As a result of the ruling, I-940, which concerns the police use of deadly force, will advance to the ballot alone in its original un-amended form. The constitution allows the Legislature to place an alternative proposal on the ballot, giving the people the chance to choose between the two proposals. But because the Legislature did not formally adopt an alternative proposal for the ballot while it was in session, Schaller said the Legislature’s amended version cannot be considered an alternative.

Padden said:

“Today’s ruling was a victory for the constitution and the rule of law. When the people collect enough signatures to place an initiative before the Legislature, the constitution gives lawmakers only three options. We can pass it without changes, we can send it to the ballot and allow the people to decide, or the legislature can write an alternative to appear beside the original proposal on the fall ballot. That way the people get to decide which option they prefer.
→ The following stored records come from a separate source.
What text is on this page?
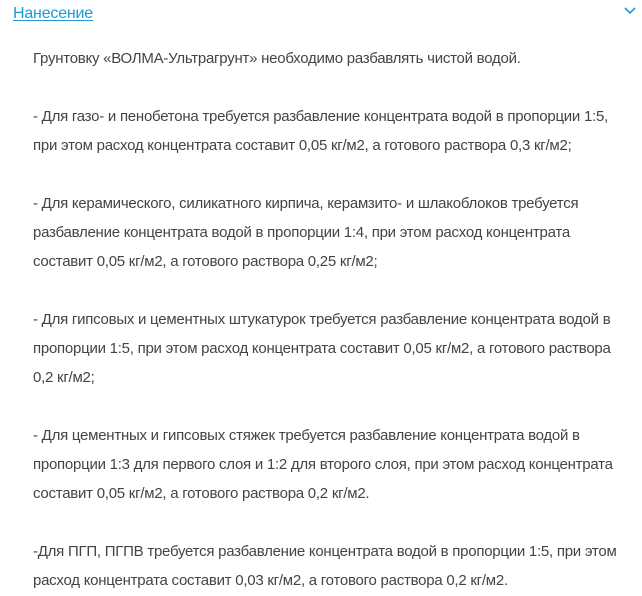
Нанесение

Грунтовку «ВОЛМА-Ультрагрунт» необходимо разбавлять чистой водой.

- Для газо- и пенобетона требуется разбавление концентрата водой в пропорции 1:5, при этом расход концентрата составит 0,05 кг/м2, а готового раствора 0,3 кг/м2;

- Для керамического, силикатного кирпича, керамзито- и шлакоблоков требуется разбавление концентрата водой в пропорции 1:4, при этом расход концентрата составит 0,05 кг/м2, а готового раствора 0,25 кг/м2;

- Для гипсовых и цементных штукатурок требуется разбавление концентрата водой в пропорции 1:5, при этом расход концентрата составит 0,05 кг/м2, а готового раствора 0,2 кг/м2;

- Для цементных и гипсовых стяжек требуется разбавление концентрата водой в пропорции 1:3 для первого слоя и 1:2 для второго слоя, при этом расход концентрата составит 0,05 кг/м2, а готового раствора 0,2 кг/м2.

-Для ПГП, ПГПВ требуется разбавление концентрата водой в пропорции 1:5, при этом расход концентрата составит 0,03 кг/м2, а готового раствора 0,2 кг/м2.
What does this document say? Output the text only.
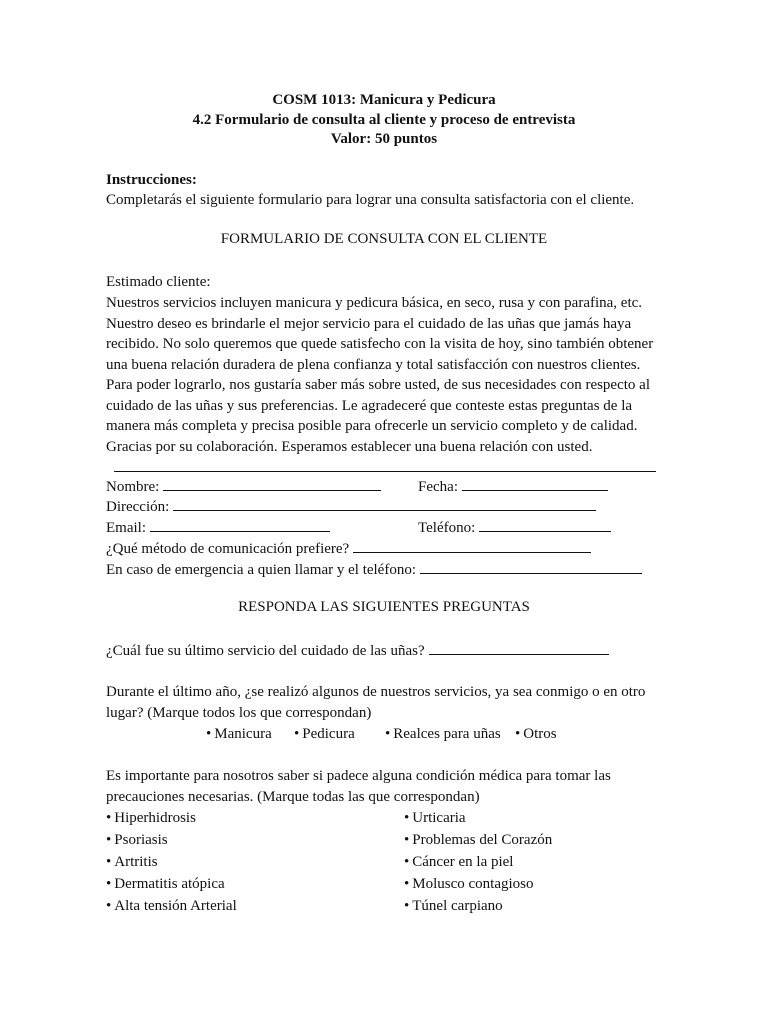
COSM 1013: Manicura y Pedicura
4.2 Formulario de consulta al cliente y proceso de entrevista
Valor: 50 puntos
Instrucciones:
Completarás el siguiente formulario para lograr una consulta satisfactoria con el cliente.
FORMULARIO DE CONSULTA CON EL CLIENTE
Estimado cliente:
Nuestros servicios incluyen manicura y pedicura básica, en seco, rusa y con parafina, etc.
Nuestro deseo es brindarle el mejor servicio para el cuidado de las uñas que jamás haya
recibido. No solo queremos que quede satisfecho con la visita de hoy, sino también obtener
una buena relación duradera de plena confianza y total satisfacción con nuestros clientes.
Para poder lograrlo, nos gustaría saber más sobre usted, de sus necesidades con respecto al
cuidado de las uñas y sus preferencias. Le agradeceré que conteste estas preguntas de la
manera más completa y precisa posible para ofrecerle un servicio completo y de calidad.
Gracias por su colaboración. Esperamos establecer una buena relación con usted.
Nombre:	Fecha:
Dirección:
Email:	Teléfono:
¿Qué método de comunicación prefiere?
En caso de emergencia a quien llamar y el teléfono:
RESPONDA LAS SIGUIENTES PREGUNTAS
¿Cuál fue su último servicio del cuidado de las uñas?
Durante el último año, ¿se realizó algunos de nuestros servicios, ya sea conmigo o en otro
lugar? (Marque todos los que correspondan)
• Manicura	• Pedicura	• Realces para uñas	• Otros
Es importante para nosotros saber si padece alguna condición médica para tomar las
precauciones necesarias. (Marque todas las que correspondan)
• Hiperhidrosis
• Psoriasis
• Artritis
• Dermatitis atópica
• Alta tensión Arterial
• Urticaria
• Problemas del Corazón
• Cáncer en la piel
• Molusco contagioso
• Túnel carpiano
“There is no fourth option. Nor should there be. The Legislature made a terrible mistake this year when it tried to cut voters out of the loop.

“This is an unusual case. Everyone seems to like the Legislature’s proposal better – the sponsors, the Legislature, even me.

“But the principle is what counts. It’s not easy placing an issue before the Legislature – sponsors collected more than 350,000 signatures. The Legislature should never be able to avoid a public vote by enacting an initiative and amending it. The constitution says the initiative is the ‘first power reserved by the people,’ and lawmakers need to respect that.

“Now we must determine whether the Legislature can submit an alternative for the ballot at this late date. If it is legally possible, a special session will be required. The majority party could have spared considerable trouble if it had accepted an amendment I offered on the Senate floor to place the Legislature’s proposal on the ballot as an alternative. Following the rules may be inconvenient sometimes, but protecting the people’s rights is more important. The Legislature must never forget that.”